Hedman is a strong body checker, has a great stick for breaking up plays, he can carry the puck, pass it and he has an impressive shot. He will win his first Norris Trophy.
Hedman has the kind of frame to dominate from start to finish and he should only get better. He has a good chance to lead the league in plus-minus and head coach Guy Boucher knows that every time Hedman is on the ice, good things are likely for Tampa Bay.
This is a sensational year for rookies in the NHL.
Young players like Alex Galchenyuk of Montreal, Dougie Hamilton of Boston, Vladimir Tarasenko of St. Louis, Cory Conacher of Tampa Bay and Jonathan Huberdeau of Florida all look like future stars.
However, it appears that the Edmonton Oilers have even more dynamic play coming from rookies than any other team. Defenseman Justin Schultz is a future star, while No. 1 pick Nail Yakupov has shown the ability to score game-changing goals.
Schultz has three goals and three assists and has shown he knows how to read the play and when to attack.
Yakupov already has five goals and three assists. He has remarkable hand-eye coordination that has allowed him to bat pucks out of the air and turn them into key goals.(Check out the celebration afterwards.)

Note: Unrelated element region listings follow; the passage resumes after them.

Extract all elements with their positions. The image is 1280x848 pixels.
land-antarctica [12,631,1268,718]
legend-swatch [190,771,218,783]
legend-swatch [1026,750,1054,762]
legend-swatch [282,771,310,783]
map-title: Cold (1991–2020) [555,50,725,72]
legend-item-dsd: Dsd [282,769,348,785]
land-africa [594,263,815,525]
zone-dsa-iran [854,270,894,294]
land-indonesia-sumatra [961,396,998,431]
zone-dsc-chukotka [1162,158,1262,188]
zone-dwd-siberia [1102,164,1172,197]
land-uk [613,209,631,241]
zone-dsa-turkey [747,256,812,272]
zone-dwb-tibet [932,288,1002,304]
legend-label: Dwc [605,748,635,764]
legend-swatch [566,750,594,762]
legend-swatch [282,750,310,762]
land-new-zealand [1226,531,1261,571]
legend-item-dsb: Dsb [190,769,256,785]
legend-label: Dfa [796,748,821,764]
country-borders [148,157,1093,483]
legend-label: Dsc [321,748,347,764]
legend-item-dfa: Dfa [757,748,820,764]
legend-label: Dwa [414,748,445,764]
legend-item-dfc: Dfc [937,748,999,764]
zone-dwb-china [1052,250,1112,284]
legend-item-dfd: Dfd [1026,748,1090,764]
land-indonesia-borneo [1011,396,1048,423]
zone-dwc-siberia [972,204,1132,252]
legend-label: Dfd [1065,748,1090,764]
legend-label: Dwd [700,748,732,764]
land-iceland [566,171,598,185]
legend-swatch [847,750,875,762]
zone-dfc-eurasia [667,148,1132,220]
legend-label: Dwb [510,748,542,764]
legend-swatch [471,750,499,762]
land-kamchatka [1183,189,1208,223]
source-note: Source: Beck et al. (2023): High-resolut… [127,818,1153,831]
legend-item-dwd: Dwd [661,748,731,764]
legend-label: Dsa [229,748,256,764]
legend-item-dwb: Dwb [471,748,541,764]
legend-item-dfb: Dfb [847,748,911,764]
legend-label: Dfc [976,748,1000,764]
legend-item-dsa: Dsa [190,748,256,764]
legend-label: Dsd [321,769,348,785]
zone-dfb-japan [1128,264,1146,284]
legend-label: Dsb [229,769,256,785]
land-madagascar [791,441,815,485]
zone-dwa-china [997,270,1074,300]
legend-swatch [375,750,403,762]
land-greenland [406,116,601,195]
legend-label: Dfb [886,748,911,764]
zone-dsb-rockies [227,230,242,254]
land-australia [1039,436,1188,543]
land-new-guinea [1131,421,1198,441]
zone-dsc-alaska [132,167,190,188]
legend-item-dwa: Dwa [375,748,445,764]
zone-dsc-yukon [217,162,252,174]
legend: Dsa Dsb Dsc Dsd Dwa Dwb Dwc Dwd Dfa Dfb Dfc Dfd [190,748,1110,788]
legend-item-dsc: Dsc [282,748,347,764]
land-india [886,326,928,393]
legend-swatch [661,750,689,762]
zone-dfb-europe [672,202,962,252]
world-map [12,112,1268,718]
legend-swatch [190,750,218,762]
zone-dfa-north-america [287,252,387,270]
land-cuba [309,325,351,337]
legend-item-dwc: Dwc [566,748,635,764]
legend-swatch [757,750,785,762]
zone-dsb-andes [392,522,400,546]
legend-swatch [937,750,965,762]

His skating speed gives him the opportunity to get open and make creative plays. He'll take the Calder Trophy.
The Montreal Canadiens have gotten off to a stellar start and appear to be much improved over last year.
If they are going to contend for a playoff spot this year, head coach Michel Therrien must continue to get disciplined play from his team and near-perfect goaltending from Carey Price.
Through the early part of the season, Price has a 1.74 goals against average and a .936 save percentage. That's second to Ottawa's Craig Anderson, who is off to a sensational start with a 1.49 GAA and a .950 save percentage.
No disrespect to Anderson, but he is not going to be able to sustain that kind of performance. Price may be able to keep his goals against average under 2.00 as he plays consistently for the Canadiens.
It would not be a surprise to see Price win the first Vezina Trophy of his career.
When it comes time to lift the Stanley Cup in early summer, the Boston Bruins will win the championship for the second time in three years.
The Bruins don't have the greatest individual talent in the NHL. You will not see any of their players among the league's leading scorers. Through their first nine games, David Krejci is leading the team with nine points. That's tied for 42nd in the NHL.
What the Bruins have is toughness, depth, balance and a desire to show that last year's first-round defeat to the Washington Capitals was an aberration.
The Bruins are rock solid on defense with Zdeno Chara, Dennis Seidenberg and rookie Dougie Hamilton leading the way. Seidenberg may be the most underrated player in the league.
Patrice Bergeron, Tyler Seguin, Milan Lucic and Nathan Horton give the Bruins versatility on the offensive end.
Tuukka Rask is proving that he is capable of brilliance in the net.
The Feb. 7 trade of suspended goalie Tim Thomas to the New York Islanders gives savvy general manager Peter Chiarelli the room under the salary cap to make a player acquisition that would put this team over the top.
Head coach Claude Julien is a master at melding the talents of his players.
There will be significant challenges from the Tampa Bay Lightning, the New York Rangers and Pittsburgh Penguins in the East and possibly Chicago in the Stanley Cup Finals, but the Bruins will raise the Stanley Cup after the season's final game.